Öte yandan, 6102 sayılı TTK’nın 531. maddesi gereği mahkemece fesih yerine, davacı pay sahibine, paylarının karar tarihine en yakın tarihteki gerçek değerlerinin ödenip davacı pay sahibinin şirketten çıkarılmalarına veya duruma uygun düşen ve kabul edilebilir diğer bir çözüme karar verebilir. Somut olayda; şirketler hukuku bakımından şirketin devamlılığının sağlanılması esas olduğundan mahkemece davacı paylarının karar tarihine en yakın değeri tespit edilerek davalıya ihtaratlı kesin süre verilmiş, ancak ara karar gereği yerine getirilmemiştir. Nitekim ortağın paylarının gerçek değerinin ödenmemesi halinde ne olacağı kanun koyucu tarafından düzenlenmemiştir. Bu durumda, mahkemenin ödeme için belirlediği uygun süre zarfında ödemenin gerçekleştirilmemesi, şirketin gayri faal oluşu ve öz varlığı karşısında davalı şirket yönünden haklı nedenle fesih koşulları gerçekleştiği yönündeki mahkeme kabulünde de isabetsizlik bulunmadığından aksine yönelik davalı istinaf sebeplerinin dosya kapsamı delillere göre yerinde olmadığı değerlendirilmiştir.
Dosya kapsamına, kararın dayandığı delillerle, delillerin takdirinde bir isabetsizlik bulunmamasına ve ileri sürülen istinaf sebepleri dikkate alındığında kararda usul ve esas yönünden yasaya aykırılık bulunmamasına, HMK’nın 355. maddesi uyarınca; kamu düzenine ilişkin konularda da kararın esasına etkili bir aykırılık bulunmaması nazara alınarak; davalı vekilinin istinaf sebepleri yerinde görülmediğinden istinaf başvurusunun esastan reddine karar verilmiştir.

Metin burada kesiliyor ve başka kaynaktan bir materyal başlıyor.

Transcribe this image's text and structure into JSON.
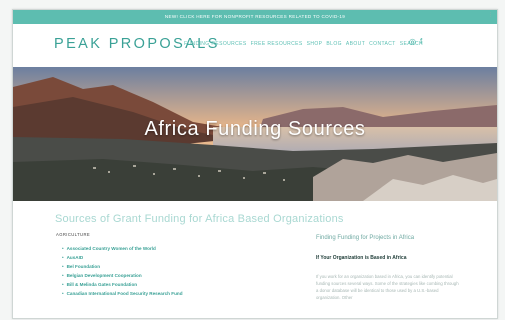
{
  "announcement": "NEW! CLICK HERE FOR NONPROFIT RESOURCES RELATED TO COVID-19",
  "logo": "PEAK PROPOSALS",
  "nav": [
    "FUNDING RESOURCES",
    "FREE RESOURCES",
    "SHOP",
    "BLOG",
    "ABOUT",
    "CONTACT",
    "SEARCH"
  ],
  "social": {
    "instagram": "◎",
    "facebook": "f"
  },
  "hero": {
    "title": "Africa Funding Sources"
  },
  "main": {
    "title": "Sources of Grant Funding for Africa Based Organizations",
    "category": "AGRICULTURE",
    "items": [
      "Associated Country Women of the World",
      "AusAID",
      "Bel Foundation",
      "Belgian Development Cooperation",
      "Bill & Melinda Gates Foundation",
      "Canadian International Food Security Research Fund"
    ]
  },
  "sidebar": {
    "title": "Finding Funding for Projects in Africa",
    "subtitle": "If Your Organization is Based in Africa",
    "text": "If you work for an organization based in Africa, you can identify potential funding sources several ways. Some of the strategies like combing through a donor database will be identical to those used by a U.S.-based organization. Other"
  },
  "colors": {
    "accent": "#5dbdb0",
    "brand": "#3aa196"
  }
}
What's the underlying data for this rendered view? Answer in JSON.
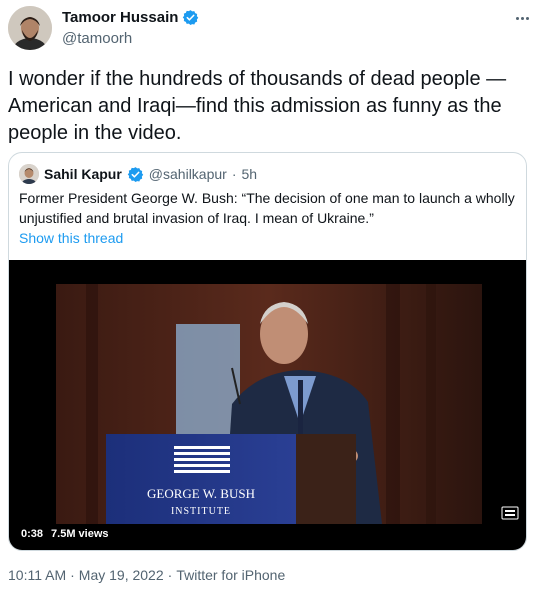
{
  "author": {
    "display_name": "Tamoor Hussain",
    "handle": "@tamoorh",
    "verified_icon": "verified-badge-icon"
  },
  "tweet": {
    "text": "I wonder if the hundreds of thousands of dead people —American and Iraqi—find this admission as funny as the people in the video."
  },
  "quoted": {
    "display_name": "Sahil Kapur",
    "handle": "@sahilkapur",
    "separator": "·",
    "time": "5h",
    "text": "Former President George W. Bush: “The decision of one man to launch a wholly unjustified and brutal invasion of Iraq. I mean of Ukraine.”",
    "thread_link": "Show this thread",
    "video": {
      "podium_line1": "GEORGE W. BUSH",
      "podium_line2": "INSTITUTE",
      "duration": "0:38",
      "views": "7.5M views"
    }
  },
  "footer": {
    "time": "10:11 AM",
    "separator1": "·",
    "date": "May 19, 2022",
    "separator2": "·",
    "source": "Twitter for iPhone"
  },
  "colors": {
    "accent": "#1d9bf0",
    "secondary_text": "#536471",
    "border": "#cfd9de"
  }
}
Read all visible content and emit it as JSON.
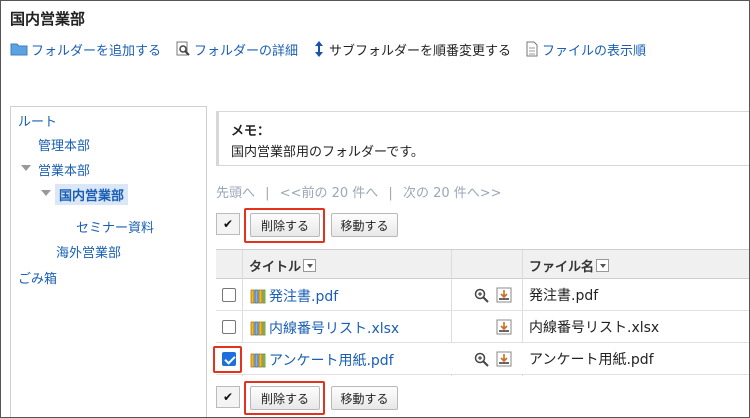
{
  "page": {
    "title": "国内営業部"
  },
  "toolbar": [
    {
      "label": "フォルダーを追加する",
      "icon": "folder-icon"
    },
    {
      "label": "フォルダーの詳細",
      "icon": "folder-detail-icon"
    },
    {
      "label": "サブフォルダーを順番変更する",
      "icon": "reorder-icon"
    },
    {
      "label": "ファイルの表示順",
      "icon": "file-order-icon"
    }
  ],
  "sidebar": {
    "items": [
      {
        "label": "ルート"
      },
      {
        "label": "管理本部"
      },
      {
        "label": "営業本部"
      },
      {
        "label": "国内営業部",
        "selected": true
      },
      {
        "label": "セミナー資料"
      },
      {
        "label": "海外営業部"
      },
      {
        "label": "ごみ箱"
      }
    ]
  },
  "memo": {
    "label": "メモ：",
    "body": "国内営業部用のフォルダーです。"
  },
  "pager": {
    "first": "先頭へ",
    "sep1": "|",
    "prev": "<<前の 20 件へ",
    "sep2": "|",
    "next": "次の 20 件へ>>"
  },
  "actions": {
    "checkall": "✔",
    "delete": "削除する",
    "move": "移動する"
  },
  "table": {
    "headers": {
      "title": "タイトル",
      "filename": "ファイル名"
    },
    "rows": [
      {
        "title": "発注書.pdf",
        "filename": "発注書.pdf",
        "checked": false,
        "has_zoom": true
      },
      {
        "title": "内線番号リスト.xlsx",
        "filename": "内線番号リスト.xlsx",
        "checked": false,
        "has_zoom": false
      },
      {
        "title": "アンケート用紙.pdf",
        "filename": "アンケート用紙.pdf",
        "checked": true,
        "has_zoom": true
      }
    ]
  },
  "colors": {
    "link": "#1a5fb4",
    "highlight": "#e3331f",
    "checkbox_checked": "#1d6fe0"
  }
}
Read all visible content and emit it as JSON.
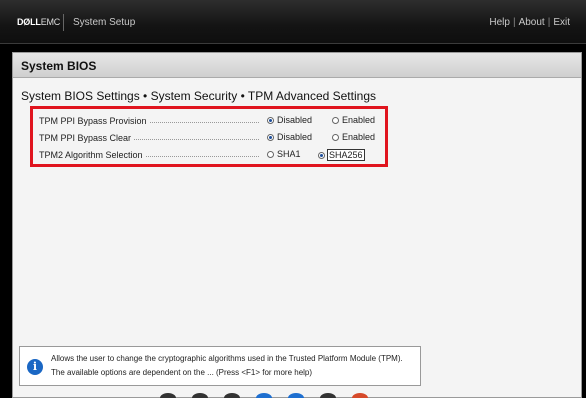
{
  "header": {
    "brand_main": "DØLL",
    "brand_sub": "EMC",
    "app_title": "System Setup",
    "links": [
      "Help",
      "About",
      "Exit"
    ]
  },
  "panel": {
    "title": "System BIOS",
    "breadcrumb": "System BIOS Settings • System Security • TPM Advanced Settings"
  },
  "settings": [
    {
      "label": "TPM PPI Bypass Provision",
      "options": [
        {
          "text": "Disabled",
          "selected": true
        },
        {
          "text": "Enabled",
          "selected": false
        }
      ]
    },
    {
      "label": "TPM PPI Bypass Clear",
      "options": [
        {
          "text": "Disabled",
          "selected": true
        },
        {
          "text": "Enabled",
          "selected": false
        }
      ]
    },
    {
      "label": "TPM2 Algorithm Selection",
      "options": [
        {
          "text": "SHA1",
          "selected": false
        },
        {
          "text": "SHA256",
          "selected": true
        }
      ]
    }
  ],
  "help": {
    "icon": "info-icon",
    "text": "Allows the user to change the cryptographic algorithms used in the Trusted Platform Module (TPM). The available options are dependent on the ... (Press <F1> for more help)"
  },
  "colors": {
    "highlight": "#e0141e",
    "radio_selected": "#1e4f9c",
    "info_icon": "#1a67c4"
  }
}
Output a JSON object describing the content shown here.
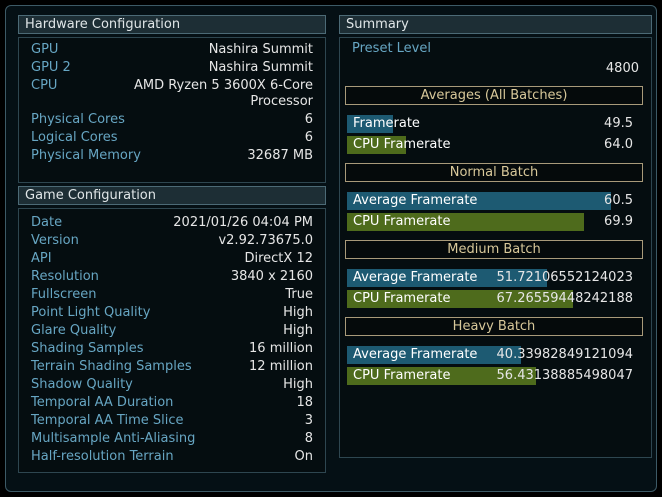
{
  "hardware": {
    "title": "Hardware Configuration",
    "rows": [
      {
        "key": "GPU",
        "value": "Nashira Summit"
      },
      {
        "key": "GPU 2",
        "value": "Nashira Summit"
      },
      {
        "key": "CPU",
        "value_line1": "AMD Ryzen 5 3600X 6-Core",
        "value_line2": "Processor"
      },
      {
        "key": "Physical Cores",
        "value": "6"
      },
      {
        "key": "Logical Cores",
        "value": "6"
      },
      {
        "key": "Physical Memory",
        "value": "32687 MB"
      }
    ]
  },
  "game": {
    "title": "Game Configuration",
    "rows": [
      {
        "key": "Date",
        "value": "2021/01/26 04:04 PM"
      },
      {
        "key": "Version",
        "value": "v2.92.73675.0"
      },
      {
        "key": "API",
        "value": "DirectX 12"
      },
      {
        "key": "Resolution",
        "value": "3840 x 2160"
      },
      {
        "key": "Fullscreen",
        "value": "True"
      },
      {
        "key": "Point Light Quality",
        "value": "High"
      },
      {
        "key": "Glare Quality",
        "value": "High"
      },
      {
        "key": "Shading Samples",
        "value": "16 million"
      },
      {
        "key": "Terrain Shading Samples",
        "value": "12 million"
      },
      {
        "key": "Shadow Quality",
        "value": "High"
      },
      {
        "key": "Temporal AA Duration",
        "value": "18"
      },
      {
        "key": "Temporal AA Time Slice",
        "value": "3"
      },
      {
        "key": "Multisample Anti-Aliasing",
        "value": "8"
      },
      {
        "key": "Half-resolution Terrain",
        "value": "On"
      }
    ]
  },
  "summary": {
    "title": "Summary",
    "preset_label": "Preset Level",
    "preset_value": "4800",
    "batches": [
      {
        "title": "Averages (All Batches)",
        "rows": [
          {
            "label": "Framerate",
            "value": "49.5",
            "fill": 0.156
          },
          {
            "label": "CPU Framerate",
            "value": "64.0",
            "fill": 0.202
          }
        ]
      },
      {
        "title": "Normal Batch",
        "rows": [
          {
            "label": "Average Framerate",
            "value": "60.5",
            "fill": 0.898
          },
          {
            "label": "CPU Framerate",
            "value": "69.9",
            "fill": 0.807
          }
        ]
      },
      {
        "title": "Medium Batch",
        "rows": [
          {
            "label": "Average Framerate",
            "value": "51.72106552124023",
            "fill": 0.681
          },
          {
            "label": "CPU Framerate",
            "value": "67.26559448242188",
            "fill": 0.768
          }
        ]
      },
      {
        "title": "Heavy Batch",
        "rows": [
          {
            "label": "Average Framerate",
            "value": "40.33982849121094",
            "fill": 0.593
          },
          {
            "label": "CPU Framerate",
            "value": "56.43138885498047",
            "fill": 0.644
          }
        ]
      }
    ],
    "colors": {
      "fps_bar": "#1d5a72",
      "cpu_bar": "#4e6b1c",
      "batch_border": "#a89a7a"
    }
  }
}
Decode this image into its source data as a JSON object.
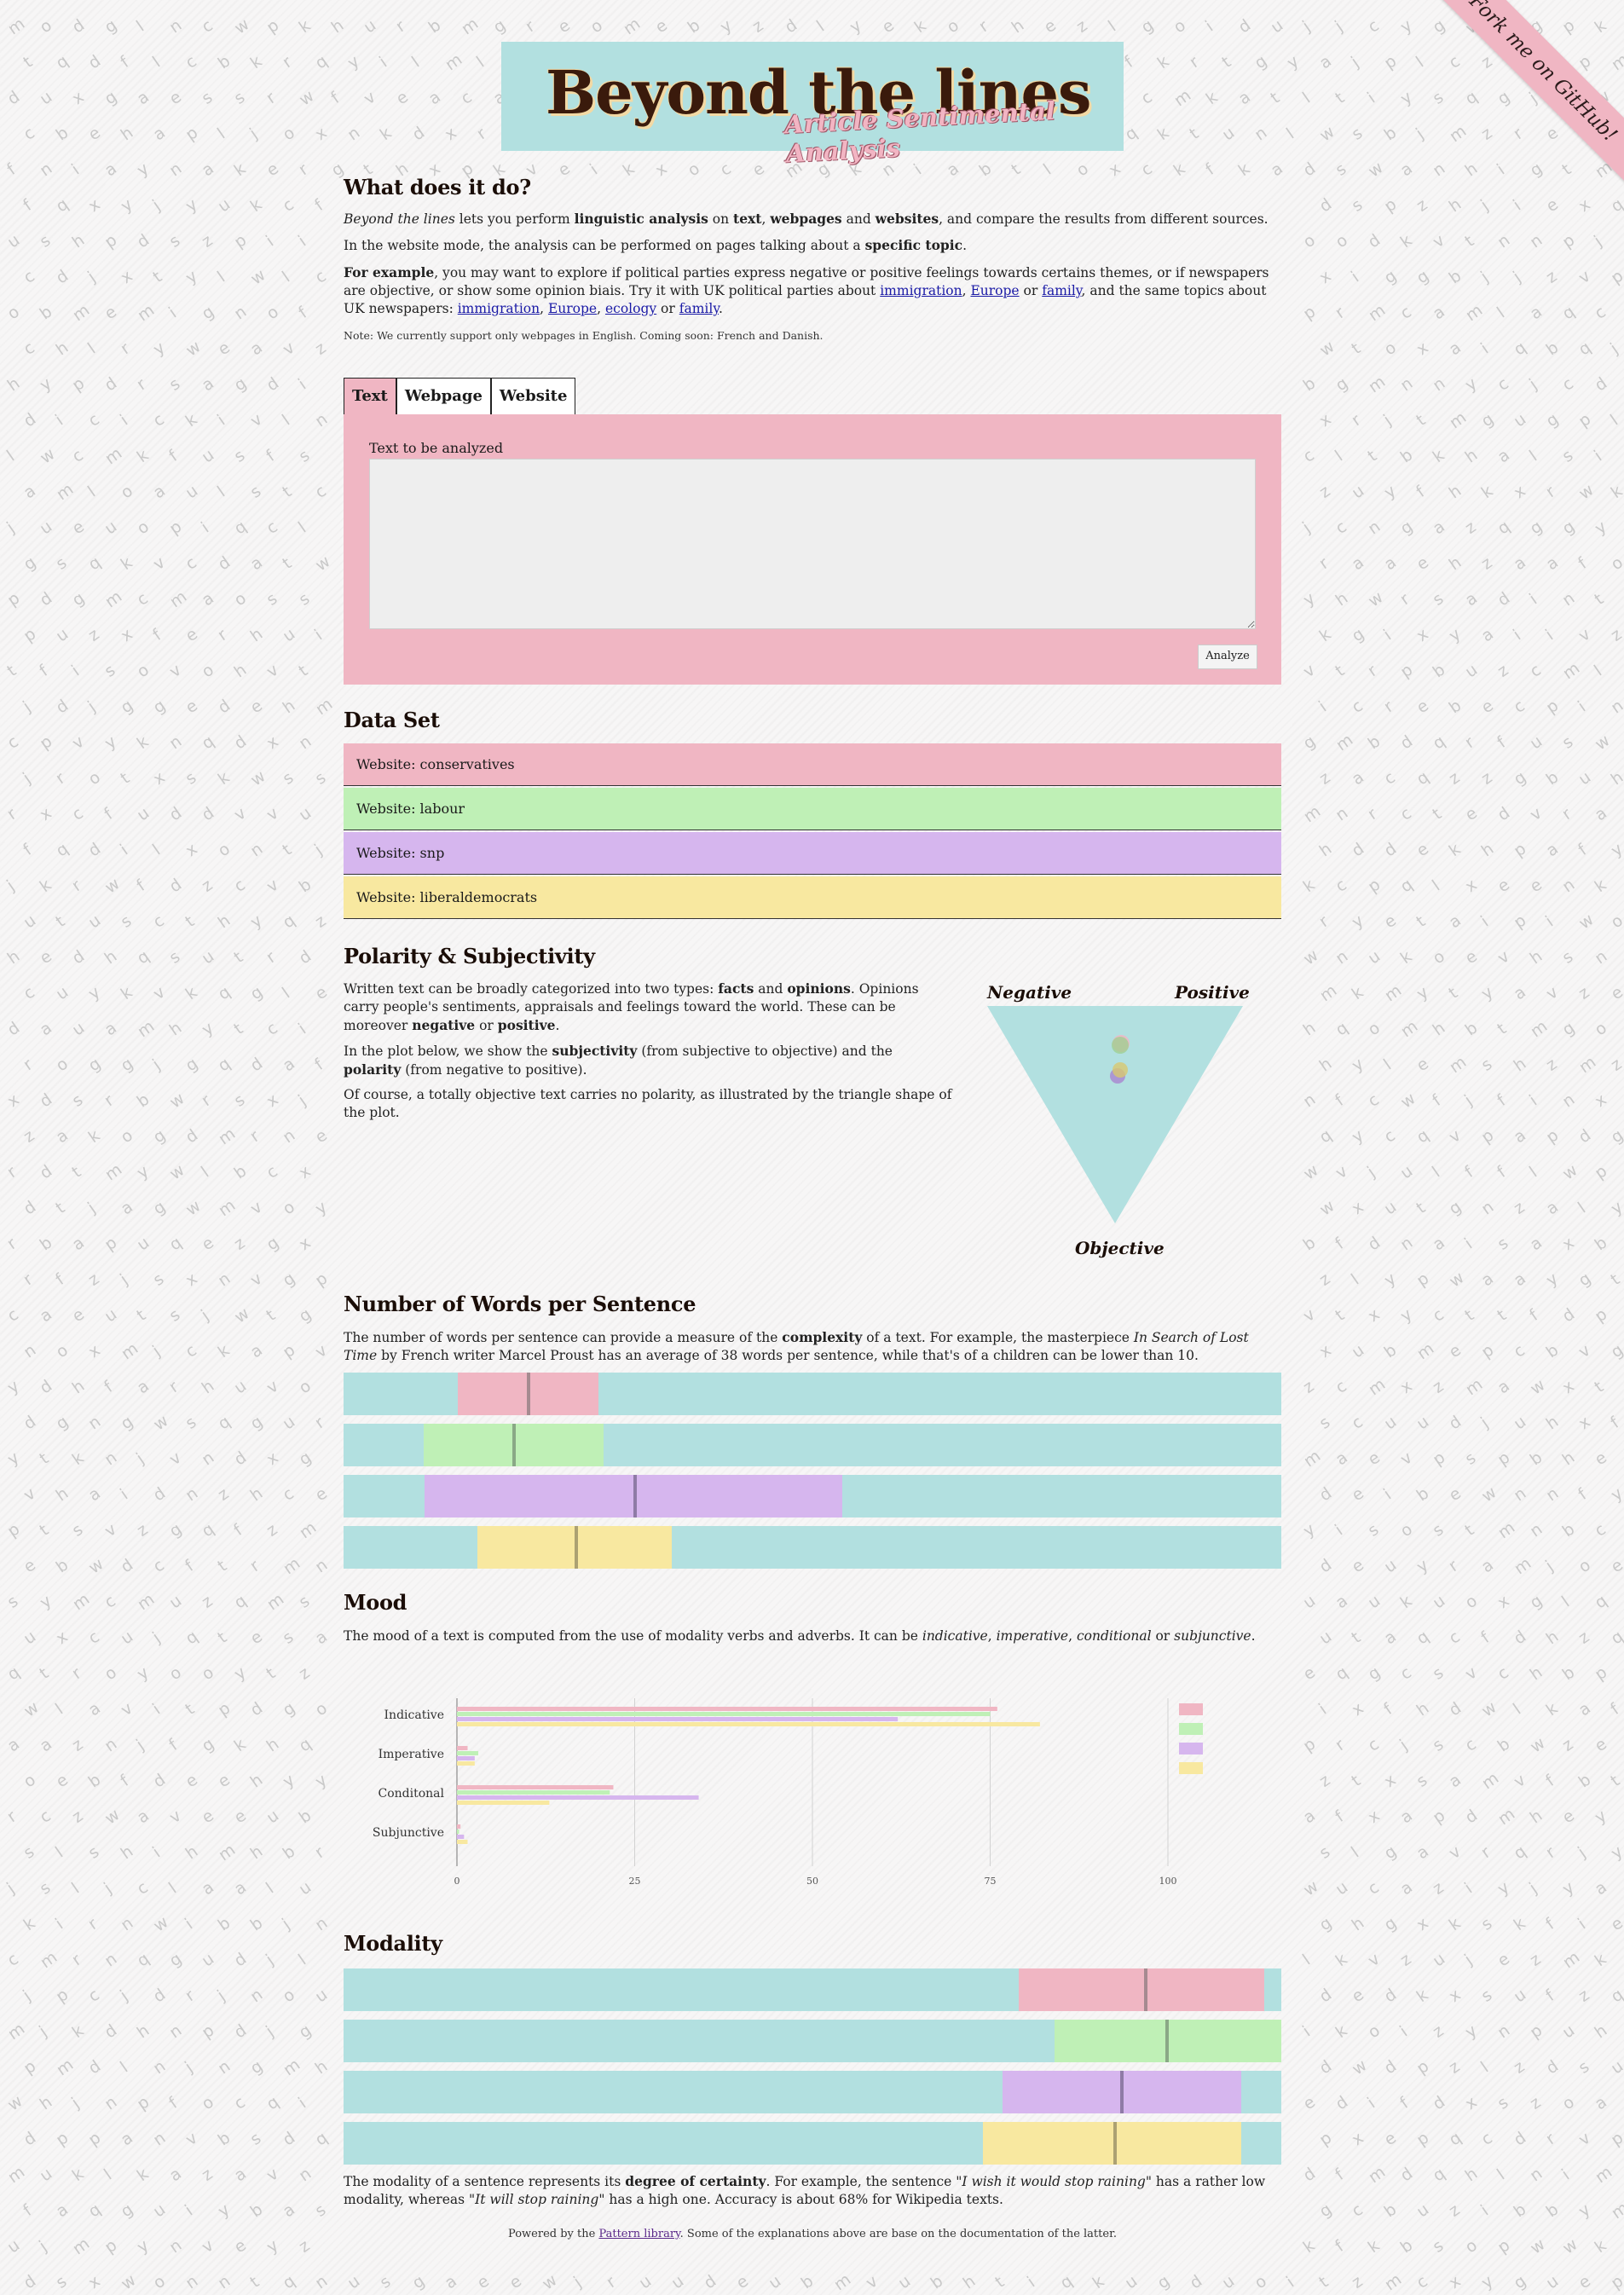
{
  "ribbon": {
    "label": "Fork me on GitHub!"
  },
  "header": {
    "title": "Beyond the lines",
    "subtitle": "Article Sentimental Analysis"
  },
  "intro": {
    "heading": "What does it do?",
    "p1_em": "Beyond the lines",
    "p1_a": " lets you perform ",
    "p1_b1": "linguistic analysis",
    "p1_c": " on ",
    "p1_b2": "text",
    "p1_d": ", ",
    "p1_b3": "webpages",
    "p1_e": " and ",
    "p1_b4": "websites",
    "p1_f": ", and compare the results from different sources.",
    "p2_a": "In the website mode, the analysis can be performed on pages talking about a ",
    "p2_b": "specific topic",
    "p2_c": ".",
    "p3_b": "For example",
    "p3_a": ", you may want to explore if political parties express negative or positive feelings towards certains themes, or if newspapers are objective, or show some opinion biais. Try it with UK political parties about ",
    "links": [
      "immigration",
      "Europe",
      "family",
      "immigration",
      "Europe",
      "ecology",
      "family"
    ],
    "p3_or1": " or ",
    "p3_mid": ", and the same topics about UK newspapers: ",
    "p3_comma": ", ",
    "p3_or2": " or ",
    "p3_end": ".",
    "note": "Note: We currently support only webpages in English. Coming soon: French and Danish."
  },
  "tabs": [
    "Text",
    "Webpage",
    "Website"
  ],
  "panel": {
    "label": "Text to be analyzed",
    "textarea_value": "",
    "button": "Analyze"
  },
  "dataset": {
    "heading": "Data Set",
    "rows": [
      {
        "label": "Website: conservatives",
        "color": "#f0b6c3"
      },
      {
        "label": "Website: labour",
        "color": "#bff0b6"
      },
      {
        "label": "Website: snp",
        "color": "#d6b6ee"
      },
      {
        "label": "Website: liberaldemocrats",
        "color": "#f8e8a0"
      }
    ]
  },
  "polarity": {
    "heading": "Polarity & Subjectivity",
    "p1_a": "Written text can be broadly categorized into two types: ",
    "p1_b1": "facts",
    "p1_c": " and ",
    "p1_b2": "opinions",
    "p1_d": ". Opinions carry people's sentiments, appraisals and feelings toward the world. These can be moreover ",
    "p1_b3": "negative",
    "p1_e": " or ",
    "p1_b4": "positive",
    "p1_f": ".",
    "p2_a": "In the plot below, we show the ",
    "p2_b1": "subjectivity",
    "p2_c": " (from subjective to objective) and the ",
    "p2_b2": "polarity",
    "p2_d": " (from negative to positive).",
    "p3": "Of course, a totally objective text carries no polarity, as illustrated by the triangle shape of the plot.",
    "labels": {
      "negative": "Negative",
      "positive": "Positive",
      "objective": "Objective"
    }
  },
  "words": {
    "heading": "Number of Words per Sentence",
    "p_a": "The number of words per sentence can provide a measure of the ",
    "p_b": "complexity",
    "p_c": " of a text. For example, the masterpiece ",
    "p_em": "In Search of Lost Time",
    "p_d": " by French writer Marcel Proust has an average of 38 words per sentence, while that's of a children can be lower than 10.",
    "bars": [
      {
        "from": 0.122,
        "to": 0.272,
        "mark": 0.197,
        "color": "#f0b6c3",
        "mark_color": "#a68a90"
      },
      {
        "from": 0.085,
        "to": 0.277,
        "mark": 0.182,
        "color": "#bff0b6",
        "mark_color": "#8aa886"
      },
      {
        "from": 0.086,
        "to": 0.532,
        "mark": 0.311,
        "color": "#d6b6ee",
        "mark_color": "#8f7ba6"
      },
      {
        "from": 0.143,
        "to": 0.35,
        "mark": 0.248,
        "color": "#f8e8a0",
        "mark_color": "#aca172"
      }
    ]
  },
  "mood": {
    "heading": "Mood",
    "p_a": "The mood of a text is computed from the use of modality verbs and adverbs. It can be ",
    "p_em1": "indicative",
    "p_sep1": ", ",
    "p_em2": "imperative",
    "p_sep2": ", ",
    "p_em3": "conditional",
    "p_or": " or ",
    "p_em4": "subjunctive",
    "p_end": "."
  },
  "chart_data": {
    "type": "bar",
    "orientation": "horizontal",
    "categories": [
      "Indicative",
      "Imperative",
      "Conditonal",
      "Subjunctive"
    ],
    "series": [
      {
        "color": "#f0b6c3",
        "values": [
          76,
          1.5,
          22,
          0.5
        ]
      },
      {
        "color": "#bff0b6",
        "values": [
          75,
          3,
          21.5,
          0.3
        ]
      },
      {
        "color": "#d6b6ee",
        "values": [
          62,
          2.5,
          34,
          1
        ]
      },
      {
        "color": "#f8e8a0",
        "values": [
          82,
          2.5,
          13,
          1.5
        ]
      }
    ],
    "xlim": [
      0,
      100
    ],
    "xticks": [
      0,
      25,
      50,
      75,
      100
    ],
    "grid": true,
    "legend": "right"
  },
  "modality": {
    "heading": "Modality",
    "p_a": "The modality of a sentence represents its ",
    "p_b": "degree of certainty",
    "p_c": ". For example, the sentence \"",
    "p_em1": "I wish it would stop raining",
    "p_d": "\" has a rather low modality, whereas \"",
    "p_em2": "It will stop raining",
    "p_e": "\" has a high one. Accuracy is about 68% for Wikipedia texts.",
    "bars": [
      {
        "from": 0.72,
        "to": 0.982,
        "mark": 0.855,
        "color": "#f0b6c3",
        "mark_color": "#a68a90"
      },
      {
        "from": 0.758,
        "to": 1.0,
        "mark": 0.878,
        "color": "#bff0b6",
        "mark_color": "#8aa886"
      },
      {
        "from": 0.703,
        "to": 0.957,
        "mark": 0.83,
        "color": "#d6b6ee",
        "mark_color": "#8f7ba6"
      },
      {
        "from": 0.682,
        "to": 0.957,
        "mark": 0.823,
        "color": "#f8e8a0",
        "mark_color": "#aca172"
      }
    ]
  },
  "footer": {
    "a": "Powered by the ",
    "link": "Pattern library",
    "b": ". Some of the explanations above are base on the documentation of the latter."
  }
}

HÜKÜM: Yukarıda açıklanan gerekçe ile;
1-Davalı vekilinin istinaf başvurusunun 6100 sayılı HMK 353/1-b/1 maddesi gereğince ESASTAN REDDİNE,
2-Harçlar Kanunu gereğince alınması gereken 80,70 TL istinaf karar harcından peşin alınan 54,40 TL’nin mahsubu ile bakiye 26,30 TL harcın davalıdan alınarak hazineye gelir kaydına (harç tahsil işlemlerinin ilk derece mahkemesince yerine getirilmesine),
3-Davalı tarafından yapılan istinaf giderlerinin üzerinde bırakılmasına, artan gider avansının talebi halinde davalıya iadesine,
4-Karar tebliğ işlemlerinin Dairemizce yerine getirilmesine,
Dair dosya üzerinde yapılan inceleme sonucu, karar tebliğinden itibaren 2 hafta içinde temyiz yolu açık olmak üzere oy birliği ile karar verildi.